The term "odontics" may be selected for that limited but important branch of kinematics that is concerned with the transmission of continuous motion from one body to another by means of projecting teeth. It is a field that for several hundred years has received the interest of both mathematician and engineer; it can be educational, frustrating and entertaining. Thousands of pages have been written on the kinematics of gear teeth, however, little has been exhausted except for the writers and readers.
OK, now to some thoughts as to the source.
Observation 1...As I previously mentioned there is the pecularity in that the frequency of interest of 36960 CPM is an exact integer of the 1st reduction gear speed/2nd reduction reduction pinion which likely are mounted on the same shaft rotating at 660 RPM; in other words 36960 CPM/660 RPM = 56 exactly. So what might generate the 56th order of the 2nd reduction pinion which by coincidence has 14 teeth. 56/14 = 4, where does that leads us? I'm not sure, just the numbers game I suspect.
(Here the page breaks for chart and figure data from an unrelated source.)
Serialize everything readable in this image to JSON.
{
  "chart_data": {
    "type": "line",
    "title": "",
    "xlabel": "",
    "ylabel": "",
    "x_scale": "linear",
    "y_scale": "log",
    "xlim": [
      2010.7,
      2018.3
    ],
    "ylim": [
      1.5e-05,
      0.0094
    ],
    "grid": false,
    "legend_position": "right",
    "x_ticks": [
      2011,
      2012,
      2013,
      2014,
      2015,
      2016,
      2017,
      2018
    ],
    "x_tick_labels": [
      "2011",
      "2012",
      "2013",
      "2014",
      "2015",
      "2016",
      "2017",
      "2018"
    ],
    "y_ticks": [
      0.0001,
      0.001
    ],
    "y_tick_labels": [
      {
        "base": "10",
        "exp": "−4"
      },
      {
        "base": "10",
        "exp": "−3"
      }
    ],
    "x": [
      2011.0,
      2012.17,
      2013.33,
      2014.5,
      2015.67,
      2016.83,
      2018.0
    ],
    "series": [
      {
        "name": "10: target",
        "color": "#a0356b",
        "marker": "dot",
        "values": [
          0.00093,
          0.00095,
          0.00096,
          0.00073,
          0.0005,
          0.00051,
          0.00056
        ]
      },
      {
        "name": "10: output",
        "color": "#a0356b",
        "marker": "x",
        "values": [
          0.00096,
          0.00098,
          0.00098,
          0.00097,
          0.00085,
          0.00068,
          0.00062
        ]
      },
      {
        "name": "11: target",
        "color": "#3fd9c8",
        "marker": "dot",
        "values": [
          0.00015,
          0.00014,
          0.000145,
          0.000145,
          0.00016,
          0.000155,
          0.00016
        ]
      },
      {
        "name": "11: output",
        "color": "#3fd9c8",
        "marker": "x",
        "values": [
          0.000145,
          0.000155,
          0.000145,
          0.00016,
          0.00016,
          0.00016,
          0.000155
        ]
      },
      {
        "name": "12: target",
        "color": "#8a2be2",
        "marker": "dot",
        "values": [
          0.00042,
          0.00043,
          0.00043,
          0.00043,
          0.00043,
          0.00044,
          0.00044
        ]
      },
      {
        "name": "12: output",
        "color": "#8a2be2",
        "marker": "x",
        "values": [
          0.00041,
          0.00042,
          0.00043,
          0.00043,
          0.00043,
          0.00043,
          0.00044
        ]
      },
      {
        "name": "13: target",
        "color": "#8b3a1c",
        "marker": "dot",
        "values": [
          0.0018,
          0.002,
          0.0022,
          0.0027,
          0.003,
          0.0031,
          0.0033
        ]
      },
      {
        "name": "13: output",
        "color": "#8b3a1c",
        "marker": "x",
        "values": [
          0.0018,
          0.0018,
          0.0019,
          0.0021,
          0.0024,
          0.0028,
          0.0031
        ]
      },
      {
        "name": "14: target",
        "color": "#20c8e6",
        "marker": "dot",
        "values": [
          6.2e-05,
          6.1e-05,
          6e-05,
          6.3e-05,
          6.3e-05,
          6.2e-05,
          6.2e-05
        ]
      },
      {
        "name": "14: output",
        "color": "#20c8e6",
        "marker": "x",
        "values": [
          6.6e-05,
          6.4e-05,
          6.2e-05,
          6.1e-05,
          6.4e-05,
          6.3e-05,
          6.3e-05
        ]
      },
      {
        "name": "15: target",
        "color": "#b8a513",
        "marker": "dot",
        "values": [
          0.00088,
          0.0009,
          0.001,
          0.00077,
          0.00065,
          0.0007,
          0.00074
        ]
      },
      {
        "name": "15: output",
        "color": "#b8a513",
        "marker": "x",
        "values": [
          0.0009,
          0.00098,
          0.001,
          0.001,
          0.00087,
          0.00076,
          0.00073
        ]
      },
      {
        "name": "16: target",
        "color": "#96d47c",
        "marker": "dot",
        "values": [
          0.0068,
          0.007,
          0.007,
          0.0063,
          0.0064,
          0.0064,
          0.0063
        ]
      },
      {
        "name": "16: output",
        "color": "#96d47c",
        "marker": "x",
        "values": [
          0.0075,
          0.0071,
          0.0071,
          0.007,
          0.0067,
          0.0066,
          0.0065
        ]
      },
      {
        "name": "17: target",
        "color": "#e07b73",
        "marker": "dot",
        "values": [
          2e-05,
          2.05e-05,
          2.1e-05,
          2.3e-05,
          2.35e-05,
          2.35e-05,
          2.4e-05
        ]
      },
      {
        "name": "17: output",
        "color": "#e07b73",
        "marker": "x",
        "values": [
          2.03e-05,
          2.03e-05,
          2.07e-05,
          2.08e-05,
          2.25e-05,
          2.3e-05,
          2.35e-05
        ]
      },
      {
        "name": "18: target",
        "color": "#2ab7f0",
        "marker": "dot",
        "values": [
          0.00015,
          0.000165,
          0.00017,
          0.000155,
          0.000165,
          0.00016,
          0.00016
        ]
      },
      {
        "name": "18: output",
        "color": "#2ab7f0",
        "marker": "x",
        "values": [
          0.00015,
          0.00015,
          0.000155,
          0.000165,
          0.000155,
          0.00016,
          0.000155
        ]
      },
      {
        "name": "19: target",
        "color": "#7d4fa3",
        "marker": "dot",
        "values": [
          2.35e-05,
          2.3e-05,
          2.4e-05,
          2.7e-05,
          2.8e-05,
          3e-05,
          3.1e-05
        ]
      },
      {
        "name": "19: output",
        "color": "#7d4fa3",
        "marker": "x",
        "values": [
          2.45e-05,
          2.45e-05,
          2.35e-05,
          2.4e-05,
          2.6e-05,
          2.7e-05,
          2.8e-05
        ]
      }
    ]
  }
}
Observation 2...again, back to the frequency of interest of 36960 CPM being the 56th order of the 2nd reduction pinion shaft. Couple that thought with your statement "It seems quite common over all 80 gearboxes with the amplitude varying in each box" and I become suspicious of what is called a ghost frequency. As you may know the machines that make gears are also full of gears. Hopefully all those gears are as near perfect as possible because any error in them gets "impressed" into the final product. Usually, if this happens, it happens in a final tooth cutting or finishing process. If that 81 tooth gear or that 14 tooth pinion was machined using a 56 tooth index wheel and that index wheel had an error, it would be seen in the final gearbox as a 56th order. You would have to determine with the manufacturer the exact method of manufacturer and the teeth involved in the actual gear cutting machines. This can be an exhaustive process and the gear manufacturer, depending on their level of expertise may think you are crazy. My personal first encounter of "ghost frequency" was in a paper written by Bruel & Kjaer that dates to about 1980. I've attached it here for your use but later found it at http://www.bksv.com/doc/233-80.pdf
. I doubt B&K would mind due to its age and not to my knowledge being on the web. Download it and look at the content on pages 10 & 11. My 2nd encounter with ghost frequency was when the famous Charlie Jackson called me while commissioning a gearbox made by a manufacturer in Texas. He was concerned about a frequency in the spectrum, quite large actually, that was not identifiable by the tooth count. I determined that it was an exact integer (292X) of rotating speed. Some further work using time synchronous averaging determined the exact rotor that had the fault. Consultation with the gearbox manufacturer initially confirmed I was potentially nuts but Charlie prevailed and on investigation it was determined there were 292 teeth on the index wheel of the hobbing machine used to generate the rotor. I am aware of other instances of this issue but in my 17 to 18 years with a gear manufacturer they number about five cases. So it is very rare. Wherever the source the primary concern is amplitude because that represents energy. In the case of the gearbox being commisssioned the amplitude at the ghost frequency of 521,000 cpm was in excess of 20 g's peak while gearmesh was about 2 g's peak. Obviously something here was wrong. The gearset was reground (on a totally different machine) and the frequency was no longer present at any measurable amplitude.
So, if you have a good relationship with the gear manufacturer you might investigate ghost frequency. Do you have an ability to simulate a keyphasor on the shaft with the 81 x 14 tooth combination and perform time synchronous averageing? Those techniques can help identify the actual gear with the fault. But if I was in your shoes, and I say that only having seen the two plots showing low amplitudes, I would chalk this up to academic interest only and a probable ghost frequency.